Ravage Webzine, 23 July 2014: 'Court blunders on AIVD/NSA cooperation'
“The judge ruled on Wednesday that the exchange of telecommunications between the AIVD/MIVD and the US NSA is permissible. The plaintiffs will appeal.
Dutch intelligence agencies are allowed to continue exchanging telecommunications with their US counterparts at the NSA. This puts the AIVD/MIVD in possession of information they should never have been allowed to intercept under Dutch law. However, it is no reason for the court in The Hague to stop the international exchange. The judges consider information sharing important for national security.
The court found that the Dutch services exchange collected telecommunications data with the NSA, among others. The data in question may include both metadata (data about the communication, such as who is calling and for how long, when and from where) and data relating to the content of the communication.
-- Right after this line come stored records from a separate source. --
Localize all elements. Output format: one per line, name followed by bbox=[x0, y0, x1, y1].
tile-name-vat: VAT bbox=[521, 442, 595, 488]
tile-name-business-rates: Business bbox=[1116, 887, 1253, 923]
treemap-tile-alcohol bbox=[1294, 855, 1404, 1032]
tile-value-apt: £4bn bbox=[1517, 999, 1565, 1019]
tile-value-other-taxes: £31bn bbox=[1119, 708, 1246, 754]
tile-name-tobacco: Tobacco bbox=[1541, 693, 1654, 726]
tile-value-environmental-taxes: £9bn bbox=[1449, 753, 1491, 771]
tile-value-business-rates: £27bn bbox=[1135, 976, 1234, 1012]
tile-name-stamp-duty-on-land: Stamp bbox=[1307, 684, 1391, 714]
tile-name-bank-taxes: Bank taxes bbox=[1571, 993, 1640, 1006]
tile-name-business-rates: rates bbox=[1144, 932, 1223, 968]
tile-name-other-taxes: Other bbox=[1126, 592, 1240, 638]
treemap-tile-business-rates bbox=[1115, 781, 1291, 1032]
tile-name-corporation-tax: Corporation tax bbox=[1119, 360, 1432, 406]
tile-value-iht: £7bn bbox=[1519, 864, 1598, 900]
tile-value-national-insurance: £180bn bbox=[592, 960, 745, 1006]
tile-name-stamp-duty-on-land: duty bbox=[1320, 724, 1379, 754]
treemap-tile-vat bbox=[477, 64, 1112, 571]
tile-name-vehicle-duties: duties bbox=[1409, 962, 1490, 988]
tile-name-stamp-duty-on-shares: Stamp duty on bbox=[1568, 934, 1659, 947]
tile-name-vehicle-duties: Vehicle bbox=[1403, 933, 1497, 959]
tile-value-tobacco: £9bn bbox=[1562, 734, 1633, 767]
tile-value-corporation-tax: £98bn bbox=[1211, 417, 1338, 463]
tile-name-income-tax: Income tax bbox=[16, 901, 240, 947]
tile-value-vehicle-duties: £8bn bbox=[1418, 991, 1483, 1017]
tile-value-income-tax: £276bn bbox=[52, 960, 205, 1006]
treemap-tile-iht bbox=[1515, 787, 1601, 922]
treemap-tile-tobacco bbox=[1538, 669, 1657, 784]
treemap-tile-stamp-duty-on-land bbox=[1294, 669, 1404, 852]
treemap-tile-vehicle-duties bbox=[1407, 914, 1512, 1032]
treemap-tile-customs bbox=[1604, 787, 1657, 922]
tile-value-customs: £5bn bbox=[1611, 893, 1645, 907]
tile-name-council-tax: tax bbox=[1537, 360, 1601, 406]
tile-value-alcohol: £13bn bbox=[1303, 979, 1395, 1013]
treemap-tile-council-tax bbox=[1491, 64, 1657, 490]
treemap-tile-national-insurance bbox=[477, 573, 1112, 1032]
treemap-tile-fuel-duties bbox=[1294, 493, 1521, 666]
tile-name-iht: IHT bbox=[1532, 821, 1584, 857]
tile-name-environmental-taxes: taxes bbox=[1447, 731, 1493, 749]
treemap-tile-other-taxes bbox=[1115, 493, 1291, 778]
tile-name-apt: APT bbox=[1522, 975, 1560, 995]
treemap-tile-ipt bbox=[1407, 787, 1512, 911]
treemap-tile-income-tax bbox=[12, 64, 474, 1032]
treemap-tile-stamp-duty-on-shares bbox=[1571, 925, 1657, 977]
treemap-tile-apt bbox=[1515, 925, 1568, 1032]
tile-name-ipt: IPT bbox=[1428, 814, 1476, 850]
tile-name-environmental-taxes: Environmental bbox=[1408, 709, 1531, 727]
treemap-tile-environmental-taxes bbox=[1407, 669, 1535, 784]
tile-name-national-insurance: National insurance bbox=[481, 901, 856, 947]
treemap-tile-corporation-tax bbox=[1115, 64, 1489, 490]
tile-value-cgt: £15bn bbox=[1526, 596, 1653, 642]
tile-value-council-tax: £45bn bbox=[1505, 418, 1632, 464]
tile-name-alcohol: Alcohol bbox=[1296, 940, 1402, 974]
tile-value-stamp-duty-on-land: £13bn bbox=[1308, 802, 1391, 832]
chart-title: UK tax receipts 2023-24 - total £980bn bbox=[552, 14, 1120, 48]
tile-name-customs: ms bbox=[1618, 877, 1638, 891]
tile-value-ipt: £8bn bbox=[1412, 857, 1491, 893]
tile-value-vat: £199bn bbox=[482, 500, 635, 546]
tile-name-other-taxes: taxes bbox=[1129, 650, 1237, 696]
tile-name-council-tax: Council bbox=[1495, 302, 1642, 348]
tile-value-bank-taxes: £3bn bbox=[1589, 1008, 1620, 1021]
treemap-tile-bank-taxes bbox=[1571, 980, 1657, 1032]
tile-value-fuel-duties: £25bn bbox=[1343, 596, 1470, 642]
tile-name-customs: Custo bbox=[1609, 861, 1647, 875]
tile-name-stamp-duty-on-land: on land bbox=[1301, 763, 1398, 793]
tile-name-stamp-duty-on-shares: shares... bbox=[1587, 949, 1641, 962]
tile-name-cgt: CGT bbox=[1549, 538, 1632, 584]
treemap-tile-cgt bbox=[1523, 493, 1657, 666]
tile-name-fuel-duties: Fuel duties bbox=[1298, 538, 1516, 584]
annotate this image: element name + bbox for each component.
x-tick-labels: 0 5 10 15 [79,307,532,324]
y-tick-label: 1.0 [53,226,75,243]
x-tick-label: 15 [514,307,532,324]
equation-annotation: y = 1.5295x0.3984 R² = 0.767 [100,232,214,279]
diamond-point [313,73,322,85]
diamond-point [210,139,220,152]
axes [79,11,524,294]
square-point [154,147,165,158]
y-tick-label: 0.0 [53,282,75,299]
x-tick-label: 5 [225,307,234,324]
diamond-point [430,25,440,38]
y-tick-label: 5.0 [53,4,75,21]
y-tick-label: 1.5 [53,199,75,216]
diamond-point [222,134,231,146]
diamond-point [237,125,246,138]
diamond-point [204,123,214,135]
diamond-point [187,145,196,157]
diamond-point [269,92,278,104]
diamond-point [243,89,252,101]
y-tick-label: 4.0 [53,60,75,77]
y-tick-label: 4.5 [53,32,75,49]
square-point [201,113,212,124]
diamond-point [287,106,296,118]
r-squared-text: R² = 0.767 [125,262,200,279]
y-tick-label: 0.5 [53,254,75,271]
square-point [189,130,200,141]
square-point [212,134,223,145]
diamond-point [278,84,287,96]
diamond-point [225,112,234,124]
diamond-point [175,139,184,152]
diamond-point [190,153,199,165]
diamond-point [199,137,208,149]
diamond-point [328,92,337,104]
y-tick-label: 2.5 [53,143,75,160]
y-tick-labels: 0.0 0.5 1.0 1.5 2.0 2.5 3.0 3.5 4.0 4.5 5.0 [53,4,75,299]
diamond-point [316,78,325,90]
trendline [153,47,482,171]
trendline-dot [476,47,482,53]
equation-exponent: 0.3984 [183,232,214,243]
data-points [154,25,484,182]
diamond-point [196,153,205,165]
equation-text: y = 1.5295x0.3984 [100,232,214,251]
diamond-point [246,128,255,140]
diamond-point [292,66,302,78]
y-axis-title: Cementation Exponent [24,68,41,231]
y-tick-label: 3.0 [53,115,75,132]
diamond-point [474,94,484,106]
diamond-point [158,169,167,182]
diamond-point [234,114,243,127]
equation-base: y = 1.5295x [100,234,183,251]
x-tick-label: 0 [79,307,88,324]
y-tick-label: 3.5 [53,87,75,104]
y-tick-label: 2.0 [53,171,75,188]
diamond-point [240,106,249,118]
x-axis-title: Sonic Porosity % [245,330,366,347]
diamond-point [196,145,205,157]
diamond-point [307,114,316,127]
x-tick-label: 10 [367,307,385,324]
The lawsuit had been filed by a number of individuals and the Dutch Association of Criminal Lawyers, the Dutch Association of Journalists, the Internet Society Netherlands association and the Privacy First foundation. They believe that citizens' privacy is being affected too much and demand that the AIVD/MIVD stop receiving and using illegally collected foreign intelligence on Dutch citizens.
In a reaction, Privacy First let it be known that the Hague court missed the mark completely, as in its opinion that the legal foreseeability requirement (including privacy safeguards) of art. 8 ECHR would apply to a lesser extent in the international exchange of data between secret services. In the Netherlands, the legal basis for such exchange is formed by a relatively obscure legal provision, namely art. 59 Wiv.
"This article falls far short of the modern requirements of Article 8 ECHR for such a provision. In essence, the current practice of exchanges between AIVD/MIVD and foreign secret services therefore takes place in a legal vacuum, a legal black hole", said Privacy First's Vincent Böhre. In Böhre's view, the Hague court's ruling amounts to legal laundering of this practice. Privacy First expects higher courts to deem this situation in violation of Article 8 ECHR and looks forward to the appeal to the Court of Appeal in The Hague with confidence."